Biking beyond safety and into opportunity

Bicycling in Ada County is on the rise. According to the Idaho Statesman, cycling has increased from 1,073 in 2006 to 7,285 in 2012. But a recent influx in accidents might stall that number within the city. Discussions on the matter always come down to safety of the cyclists, as they should. But city officials might get further in altering the opinions of automobile users if they spoke more openly about the opportunities that could arise for the city if biking was seen as a safe and viable alternative.
Imagine the possibilities that might come from an easily bikable Boise.

Photo courtesy of Wikimedia, 2013

Photo courtesy of Wikimedia, 2013

Have you heard about the recent changes to parking in the downtown area? If the city were safer, citizens may be more inclined to leave their car at home and bike down to meet friends at Alive After Five, meet for dinner, or to catch a show at one of the local venues.   Not only will they save money on parking, they are not using any gas and they get to experience the city in an entirely different way.

I recently helped conduct a survey for the  Boise Parks and Recreation. We surveyed users of the greenbelt on two separate days in September to establish who uses the greenbelt and how. Preliminary reports show that those who live closest to the greenbelt are those that use it the most often.  Also, a majority of the people who use the greenbelt get there in their car. A bicycle friendly Boise could change that.

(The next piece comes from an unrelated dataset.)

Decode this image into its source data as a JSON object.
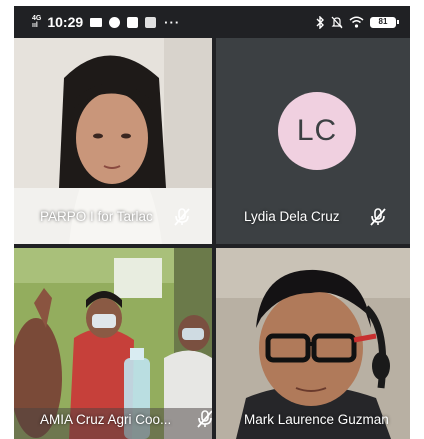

Parents could gather their children and bike to the greenbelt, accessing the parks and even going to the zoo. Perhaps they pack a picnic, or maybe they stop at a restaurant that sits on the way to or from the Greenbelt. Boiseans in general would no longer have to worry about where to park if they want to go to the greenbelt and this could help attract people to the area. Better accessibility will lead to a more equitable public space.

Citizens of Boise are stepping up and coming together to establish ways in which to make Boise safer for all who use the road.  In a meeting sponsored by the Boise Bicycle Project, the Idaho Pedestrian & Bicycle Alliance, and the Treasure Valley Cycling Alliance, 75 people came to discuss the importance of increasing education for drivers, cyclists and pedestrians. The Boise Police Department began handing out lights to those they see out after dark without one.

Police Officers are not the only ones handing out lights. While locking up my bike one night before dinner at a local restaurant, a customer approached me as he was headed to his car. He asked if I had a light, which I do. This gentleman informed me of his concern for bikers on the road and told me  he carries lights in his car and tries to give one to cyclists he sees riding without.

The safety of cyclists is of the utmost importance. It should remain at the forefront of the need for bike lanes and for better education for users of the road.  But the benefits that could arise for the city in its entirety should not be left out. Better accessibility throughout the city could help the local economy because it gives people options; the option not to spend money on gas, but to spend it getting into the zoo. The option not to limit your time downtown based on your parking budget, but to spend as much time as you want eating and laughing with your friends as your bike is locked to railing along the sidewalk café.

More options for transportation can create more options for life in general. It’s time to share the road and give everyone more options in their everyday lives.